Next week, October 9: Beneath the Sands of Egypt: An archaeologist explores the Valley of the Kings, with Donald P. Ryan, Ph.D., of Pacific Lutheran University.
Revelations: Tutankhamun’s famous death mask wasn’t really his. It just got co-opted from someone else after the boy king died unexpectedly. Same with many of the artefacts in his tomb.
This was the thrust, then carefully proved—as best one can after 3,000 years—by archeologist Nicholas Reeves, Ph.D., Tuesday night at Town Hall. Titled Tutankhamun’s Last Secret, this was the first of a series of seven in the Ancient Egypt Distinguished Speakers Lecture Series presented this fall at Town Hall by the Pacific Science Center in conjunction with its ongoing exhibition Tutankhamun, The Golden King and the Great Pharoahs (through January 6, 2013).
Dr Reeves is associate curator in the Department of Egyptian Art at the Metropolitan Museum of Art in New York. The content of his hour-long lecture was so absorbing and the slides so fascinating that his unemphatic delivery and his reading of his lecture didn’t matter much.
Reeves put Tutankhamun’s tomb into context by describing the discovery by Howard Carter, his team, and his patron, the Earl of Caernarvon, on Sunday November 26, 1922, after years of dedicated and enthusiastic tomb exploration in Egypt’s Valley of the Kings had failed to find anything new which had not already been vandalized by tomb robbers over the past millenia. This tomb had never been found, as was shown by the unbroken seals on the entrance.
Tutankhamun was a shortlived pharoah who died in his teens. The puzzle is that his tomb is small, just four rooms, but in it was found a multitude of every item a king could need on his funerary journey, much of it sublime works of art in gold.
Reeves showed some of these, but zeroed in on the gold death mask, a gorgeous item which weighs in at ten-plus kilos. Pointing out that just before Tutankhamun’s reign it had recently been turbulent times in Egypt, and that the king had apparently died suddenly, he described some of the discrepancies in the mask.

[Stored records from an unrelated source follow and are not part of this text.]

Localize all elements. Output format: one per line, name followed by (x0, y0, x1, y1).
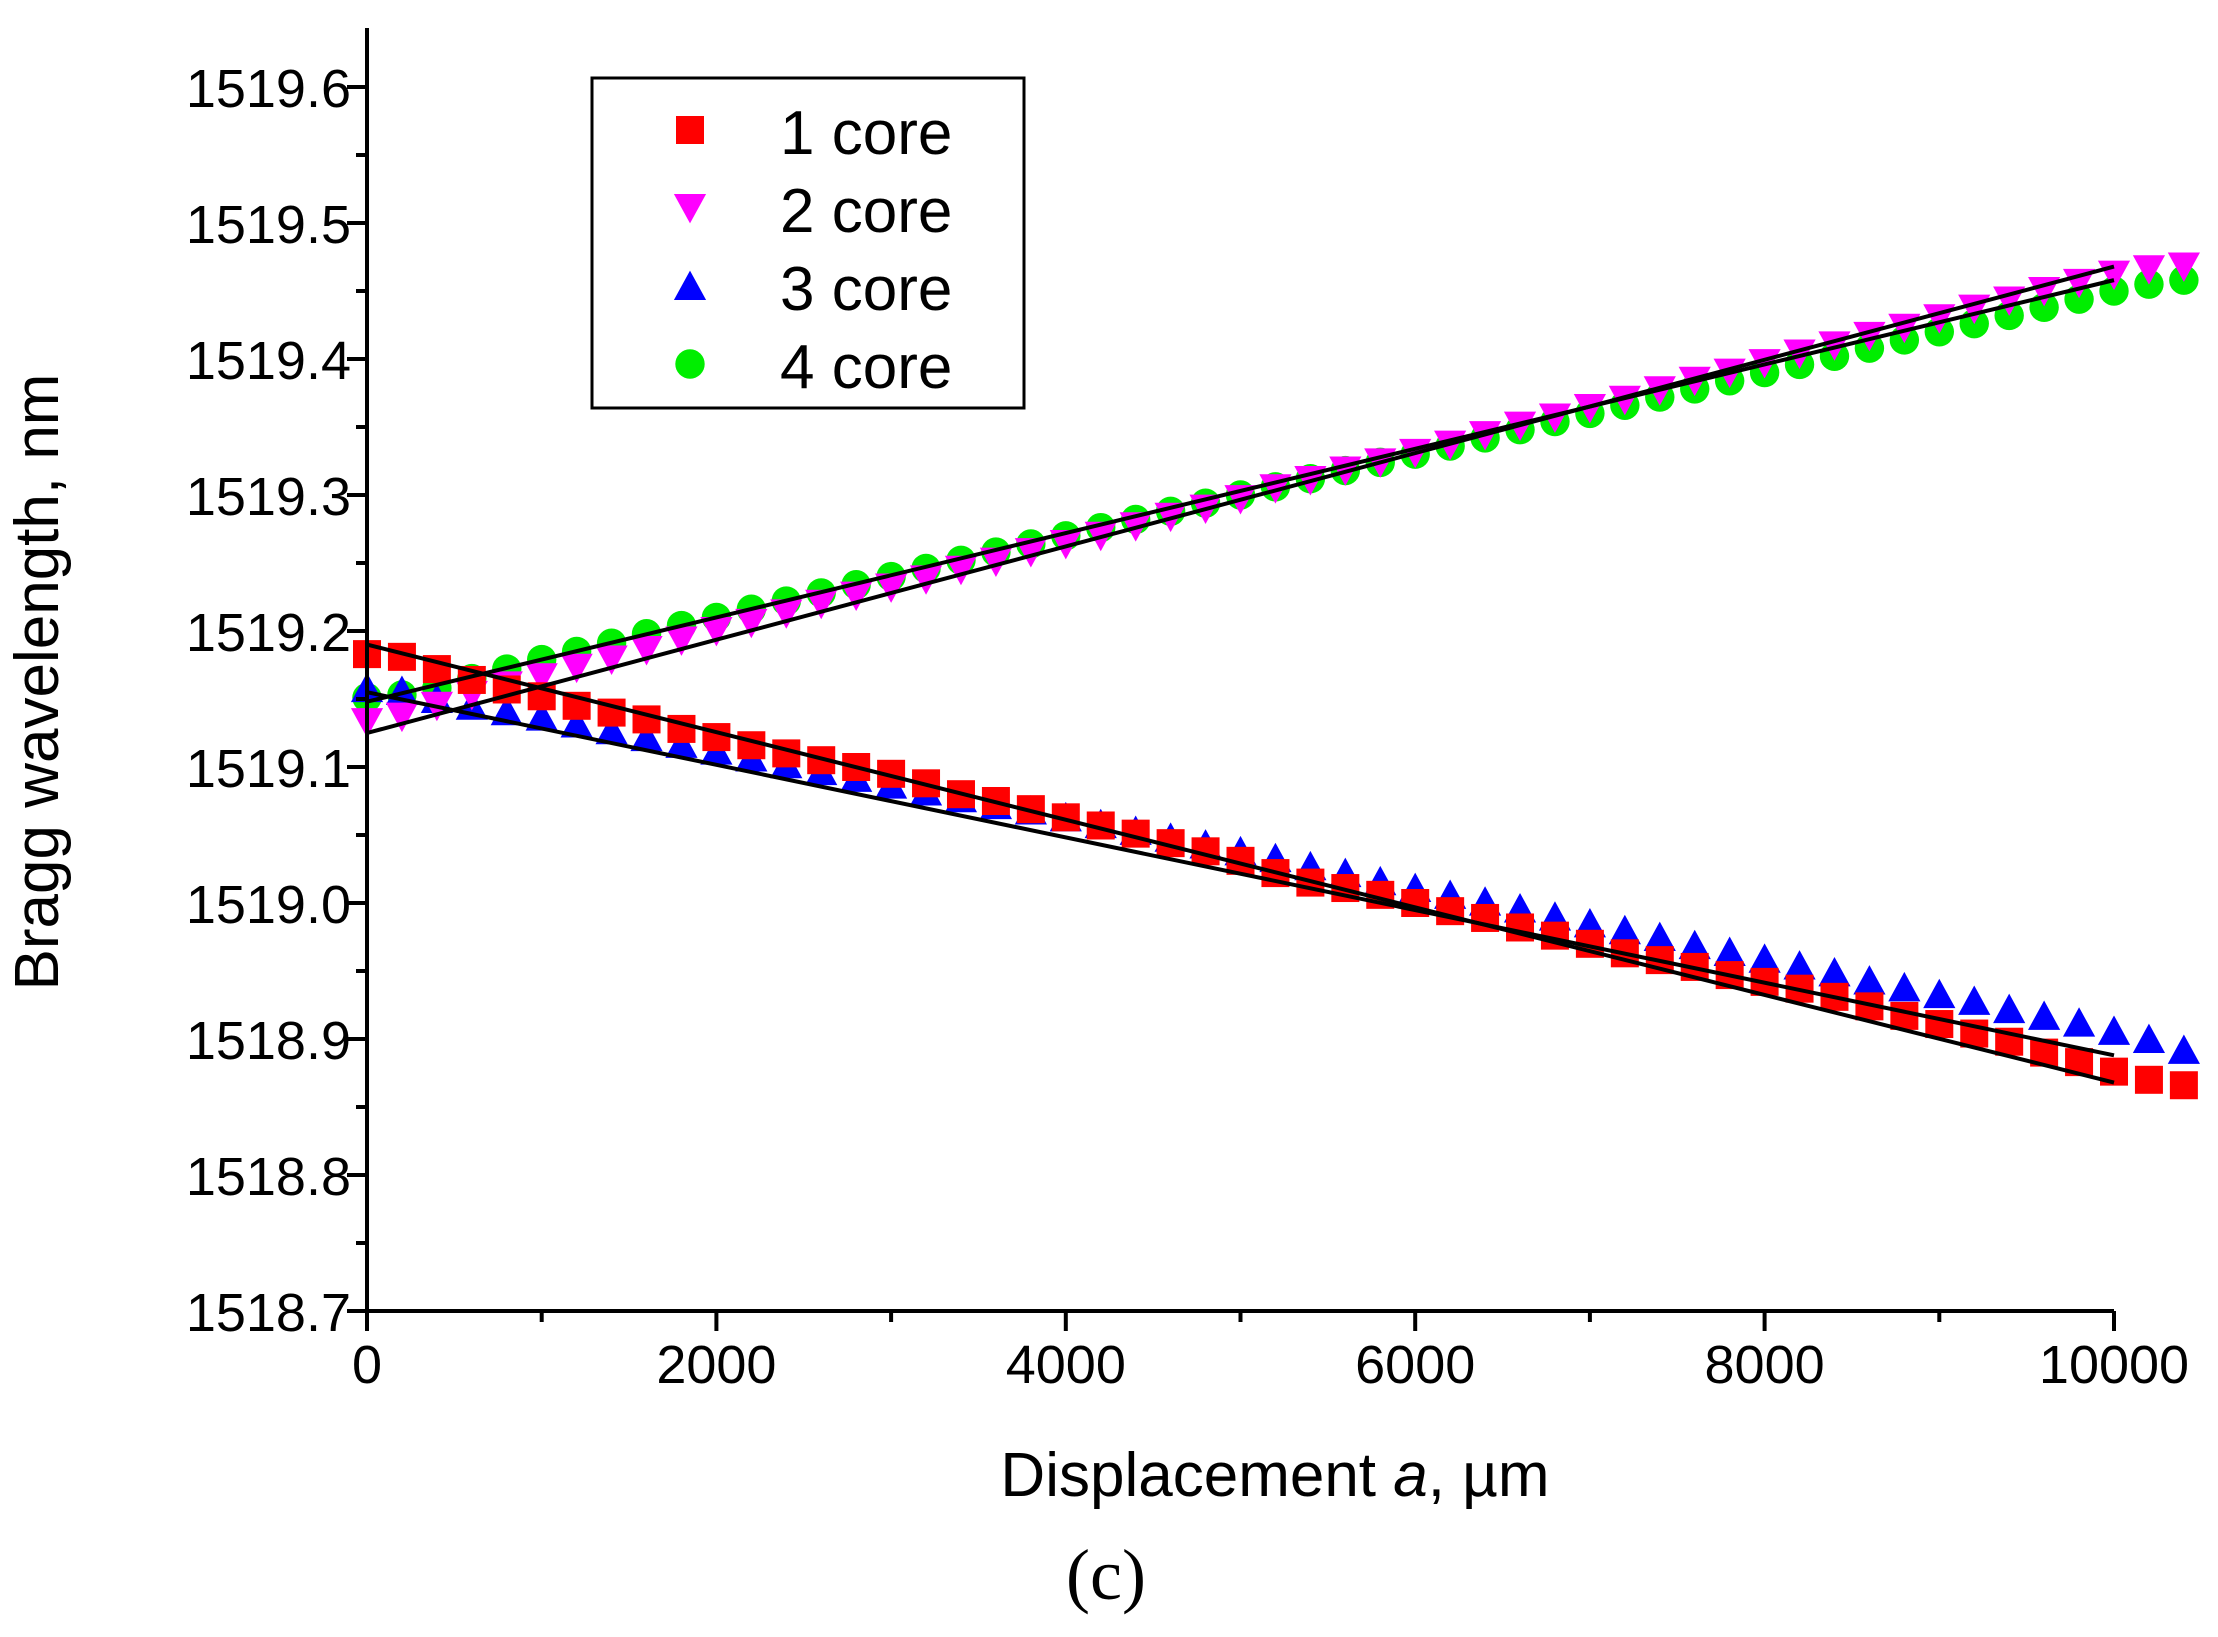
y-tick-label: 1519.6 (186, 59, 351, 119)
data-point (385, 702, 419, 733)
y-tick-label: 1519.3 (186, 467, 351, 527)
data-point (2169, 1071, 2198, 1100)
x-tick-label: 8000 (1705, 1335, 1825, 1395)
fit-line-1-core (366, 642, 2115, 1085)
y-axis-title: Bragg wavelength, nm (3, 374, 72, 991)
data-point (1993, 993, 2026, 1024)
data-point (1890, 1001, 1919, 1030)
data-point (1853, 965, 1886, 995)
legend-label: 4 core (780, 333, 952, 402)
legend-marker (673, 270, 707, 300)
y-tick-label: 1519.4 (186, 331, 351, 391)
data-point (1888, 971, 1921, 1002)
axes: 1518.7 1518.8 1518.9 1519.0 1519.1 1519.2 1519… (186, 28, 2189, 1395)
data-point (2134, 1065, 2163, 1094)
fit-line-3-core (366, 690, 2115, 1058)
y-tick-label: 1518.7 (186, 1283, 351, 1343)
data-point (840, 581, 873, 612)
fit-lines (366, 264, 2115, 1085)
data-point (630, 636, 663, 666)
data-point (2132, 1023, 2166, 1053)
y-tick-label: 1518.9 (186, 1011, 351, 1071)
data-point (560, 708, 593, 738)
data-point (1783, 950, 1816, 980)
data-point (595, 714, 628, 745)
data-point (702, 723, 731, 752)
data-point (1678, 929, 1711, 960)
x-axis-title-variable: a (1393, 1441, 1427, 1510)
data-point (1608, 914, 1641, 945)
data-point (2132, 255, 2166, 285)
data-point (944, 555, 978, 586)
data-point (595, 645, 628, 675)
legend-marker (675, 349, 705, 379)
data-point (1748, 943, 1781, 973)
data-point (770, 599, 803, 629)
data-point (979, 547, 1013, 578)
data-point (630, 721, 663, 752)
x-axis-title-main: Displacement (1000, 1441, 1393, 1510)
y-tick-label: 1519.5 (186, 195, 351, 255)
data-point (1818, 956, 1851, 987)
x-tick-label: 10000 (2039, 1335, 2189, 1395)
data-point (909, 565, 943, 595)
legend-marker (673, 194, 707, 224)
legend-box (590, 76, 1026, 410)
data-point (700, 617, 733, 647)
data-point (525, 663, 558, 693)
data-point (665, 626, 698, 656)
data-point (2028, 1000, 2061, 1030)
y-tick-label: 1519.2 (186, 603, 351, 663)
data-point (1713, 936, 1746, 966)
panel-label: (c) (1066, 1535, 1146, 1615)
data-point (1643, 921, 1676, 951)
y-tick-label: 1519.1 (186, 739, 351, 799)
data-point (632, 705, 661, 734)
data-point (1923, 978, 1956, 1009)
legend-marker (676, 116, 704, 144)
data-point (1573, 393, 1606, 424)
data-point (2167, 252, 2200, 282)
data-point (1958, 985, 1991, 1015)
data-point (525, 701, 558, 731)
data-point (1538, 403, 1572, 433)
legend-label: 2 core (780, 177, 952, 246)
x-axis-title-unit: , µm (1428, 1441, 1550, 1510)
legend-label: 3 core (780, 255, 952, 324)
x-tick-label: 6000 (1355, 1335, 1475, 1395)
data-point (2097, 1015, 2131, 1045)
x-axis-title: Displacement a, µm (1000, 1441, 1549, 1510)
data-point (2167, 1034, 2200, 1064)
fit-line-4-core (366, 278, 2115, 704)
fit-line-2-core (366, 264, 2115, 735)
legend-label: 1 core (780, 99, 952, 168)
legend: 1 core 2 core 3 core 4 core (590, 76, 1026, 410)
data-point (805, 589, 838, 620)
y-tick-label: 1519.0 (186, 875, 351, 935)
data-point (875, 573, 908, 603)
x-tick-label: 2000 (656, 1335, 776, 1395)
data-point (665, 728, 698, 758)
data-point (735, 608, 768, 639)
x-tick-label: 4000 (1006, 1335, 1126, 1395)
data-point (2062, 1007, 2096, 1037)
data-point (560, 653, 593, 684)
y-tick-label: 1518.8 (186, 1147, 351, 1207)
data-point (1925, 1010, 1954, 1039)
x-tick-label: 0 (352, 1335, 382, 1395)
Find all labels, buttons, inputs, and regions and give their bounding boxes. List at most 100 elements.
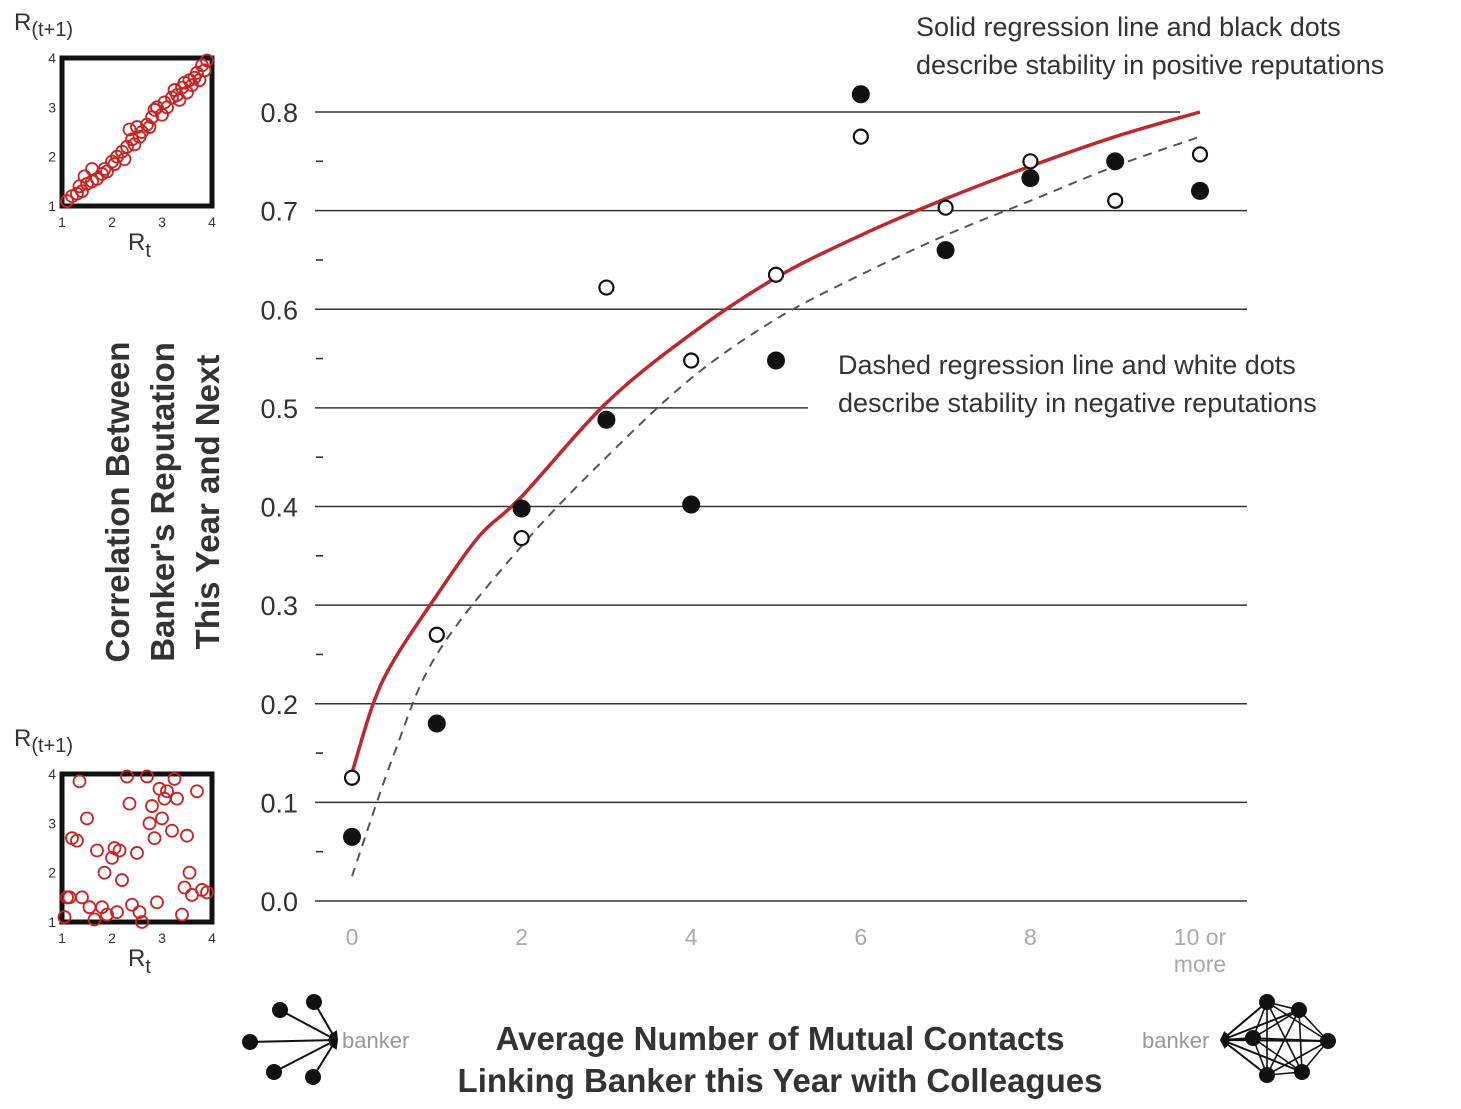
inset-point bbox=[110, 905, 124, 920]
x-tick-label: 10 or bbox=[1174, 924, 1227, 950]
annotation-solid: Solid regression line and black dots des… bbox=[916, 8, 1384, 84]
data-points bbox=[343, 85, 1209, 846]
inset-low-correlation: R(t+1) Rt 1 2 3 4 1 2 3 4 bbox=[14, 725, 216, 978]
node bbox=[1259, 1067, 1275, 1083]
x-axis-title: Average Number of Mutual Contacts Linkin… bbox=[420, 1018, 1140, 1102]
inset-point bbox=[172, 93, 187, 107]
regression-lines bbox=[350, 110, 1201, 877]
x-axis-title-line1: Average Number of Mutual Contacts bbox=[495, 1020, 1065, 1057]
inset-x-tick: 2 bbox=[108, 930, 116, 946]
inset-y-tick: 1 bbox=[48, 198, 56, 214]
inset-point bbox=[145, 799, 159, 813]
edge bbox=[273, 1039, 337, 1073]
inset-point bbox=[70, 833, 84, 848]
edge bbox=[1221, 1001, 1268, 1041]
inset-point bbox=[72, 774, 87, 789]
y-tick-label: 0.8 bbox=[260, 98, 298, 128]
edge bbox=[249, 1039, 337, 1043]
node bbox=[1245, 1030, 1261, 1046]
edge bbox=[1252, 1009, 1300, 1039]
edge bbox=[1266, 1040, 1329, 1076]
y-tick-label: 0.3 bbox=[260, 591, 298, 621]
inset-point bbox=[160, 784, 174, 799]
point-positive bbox=[427, 714, 446, 733]
node bbox=[1320, 1033, 1336, 1049]
inset-point bbox=[170, 791, 184, 806]
point-negative bbox=[1022, 153, 1039, 170]
inset-point bbox=[100, 907, 114, 922]
y-axis-title-line2: Banker's Reputation bbox=[144, 342, 181, 662]
inset-x-tick: 3 bbox=[158, 214, 166, 230]
inset-point bbox=[122, 122, 137, 137]
network-banker-label: banker bbox=[342, 1028, 409, 1053]
point-negative bbox=[428, 626, 445, 643]
inset-point bbox=[97, 865, 112, 880]
inset-point bbox=[150, 895, 164, 910]
node bbox=[1259, 994, 1275, 1010]
point-negative bbox=[683, 352, 700, 369]
inset-point bbox=[135, 915, 149, 929]
x-tick-label: 8 bbox=[1024, 924, 1037, 950]
inset-point bbox=[167, 772, 182, 786]
node bbox=[266, 1064, 282, 1080]
inset-point bbox=[177, 880, 192, 895]
inset-y-tick: 4 bbox=[48, 50, 56, 66]
point-negative bbox=[598, 279, 615, 296]
inset-x-label: Rt bbox=[128, 945, 151, 978]
inset-point bbox=[180, 828, 194, 843]
y-tick-label: 0.7 bbox=[260, 197, 298, 227]
inset-y-tick: 1 bbox=[48, 914, 56, 930]
inset-point bbox=[190, 784, 204, 799]
y-axis-title: Correlation Between Banker's Reputation … bbox=[95, 282, 235, 722]
inset-x-tick: 4 bbox=[208, 214, 216, 230]
point-positive bbox=[767, 351, 785, 370]
node bbox=[272, 1002, 288, 1018]
point-negative bbox=[513, 529, 530, 547]
y-axis-title-line1: Correlation Between bbox=[99, 341, 136, 663]
inset-x-label-subscript: t bbox=[145, 240, 151, 262]
inset-point bbox=[132, 905, 147, 920]
edge bbox=[1221, 1039, 1329, 1042]
inset-point bbox=[57, 910, 72, 924]
inset-point bbox=[147, 831, 162, 846]
inset-x-label: Rt bbox=[128, 229, 151, 262]
inset-x-tick: 3 bbox=[158, 930, 166, 946]
point-positive bbox=[682, 495, 701, 514]
network-icon-dense: banker bbox=[1142, 994, 1336, 1083]
annotation-dashed-line1: Dashed regression line and white dots bbox=[838, 350, 1296, 380]
inset-point bbox=[130, 846, 144, 860]
point-positive bbox=[1106, 152, 1125, 171]
point-positive bbox=[1021, 169, 1040, 188]
inset-x-label-subscript: t bbox=[145, 956, 151, 978]
inset-point bbox=[87, 912, 102, 927]
inset-point bbox=[200, 53, 214, 68]
edge bbox=[1266, 1001, 1303, 1073]
inset-point bbox=[90, 843, 104, 858]
inset-point bbox=[140, 769, 154, 784]
point-positive bbox=[343, 827, 361, 846]
node bbox=[242, 1034, 258, 1050]
point-positive bbox=[1191, 181, 1209, 200]
point-negative bbox=[1191, 146, 1209, 163]
point-negative bbox=[343, 769, 361, 786]
inset-x-tick: 4 bbox=[208, 930, 216, 946]
annotation-solid-line1: Solid regression line and black dots bbox=[916, 12, 1341, 42]
inset-point bbox=[112, 843, 127, 858]
edge bbox=[1252, 1037, 1303, 1073]
node bbox=[305, 1069, 321, 1085]
y-tick-label: 0.6 bbox=[260, 295, 298, 325]
x-tick-label: more bbox=[1174, 951, 1226, 977]
inset-y-tick: 3 bbox=[48, 99, 56, 115]
inset-y-tick: 4 bbox=[48, 766, 56, 782]
inset-y-tick: 2 bbox=[48, 865, 56, 881]
point-negative bbox=[767, 266, 785, 283]
node bbox=[1291, 1002, 1307, 1018]
x-tick-label: 2 bbox=[515, 924, 528, 950]
y-tick-label: 0.0 bbox=[260, 887, 298, 917]
x-tick-label: 0 bbox=[346, 924, 359, 950]
point-positive bbox=[936, 241, 955, 260]
inset-point bbox=[115, 873, 129, 887]
inset-x-tick: 1 bbox=[58, 930, 66, 946]
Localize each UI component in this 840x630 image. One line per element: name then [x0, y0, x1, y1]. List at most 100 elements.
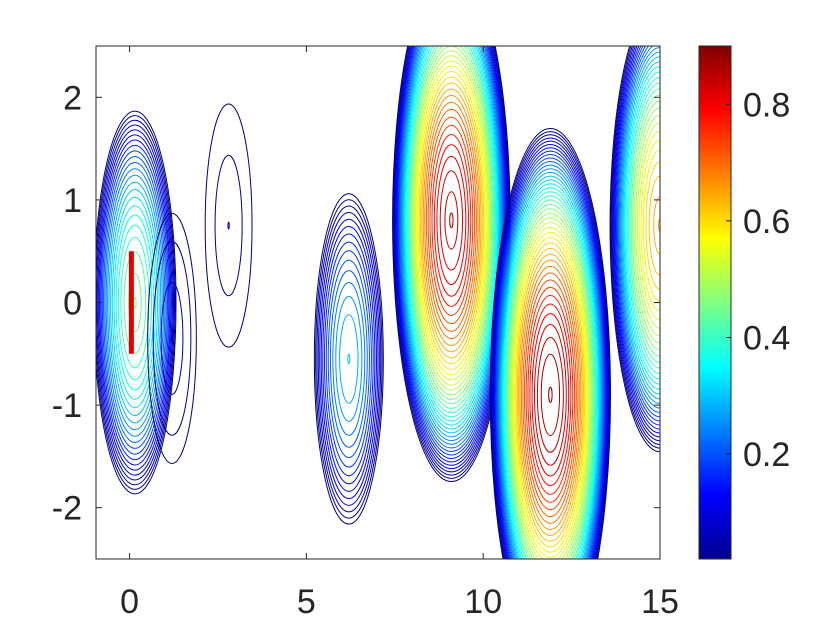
contour-line [402, 46, 501, 438]
contour-line [436, 155, 467, 286]
contour-line [410, 46, 493, 400]
contour-line [507, 208, 593, 559]
contour-line [108, 181, 162, 424]
contour-line [117, 224, 152, 381]
colorbar: 0.2 0.4 0.6 0.8 [698, 45, 790, 560]
contour-line [398, 46, 504, 452]
contour-line [620, 47, 660, 404]
contour-line [147, 212, 197, 464]
contour-line [408, 46, 495, 409]
contour-line [404, 46, 498, 426]
contour-line [96, 110, 177, 495]
contour-line [406, 46, 497, 418]
contour-line [316, 205, 382, 513]
contour-line [518, 253, 583, 537]
contour-line [525, 286, 576, 503]
contour-line [339, 314, 359, 404]
contour-line [422, 94, 481, 346]
contour-line [491, 134, 610, 559]
colorbar-tick-label: 0.2 [743, 436, 790, 474]
y-axis: 2 1 0 -1 -2 [52, 79, 660, 528]
contour-line [110, 188, 160, 417]
colorbar-tick-label: 0.8 [743, 86, 790, 124]
contour-line [513, 231, 588, 558]
contour-line [398, 46, 505, 456]
contour-line [170, 334, 174, 343]
contour-line [405, 46, 498, 422]
x-tick-label: 0 [120, 583, 139, 621]
contour-line [527, 294, 574, 495]
colorbar-gradient [699, 46, 731, 559]
contour-line [407, 46, 496, 414]
contour-line [515, 242, 586, 548]
contour-line [612, 46, 660, 438]
contour-line [425, 108, 477, 332]
y-tick-label: 0 [63, 285, 82, 323]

The gold of the surrounding headpiece is better quality than that of the face. The blue stripes in the head piece are glass, in the face (such as the eyebrows) the blue is lapis lazuli. The entire mask is made up of eight pieces riveted together and maybe it was originally built for a woman, maybe Nefertiti, as decided by tiny holes for earrings which had been covered up with gold leaf, with just the face replaced with Tut’s. Nefertiti’s tomb has never been found.
It’s history and mystery together, with science playing an increasing role in deciphering the mysteries.
Reeves’ talk ended with question time and in each answer he brought out more fascinating details. The last question came from a small boy, who wanted to know how the brain got removed in embalming. Reeves informed the child and the audience that the Egyptians didn’t consider the brain of any importance or realize it had anything to do with thinking, that to them the heart was the center of every thought. Then he described the messy procedure of how they extracted the brain after death without damaging skull or face.
The audience was not large for this first lecture in the series, but will likely increase as word gets around. They are all on Tuesdays, with three more in October, and after a two-week hiatus, three more in November.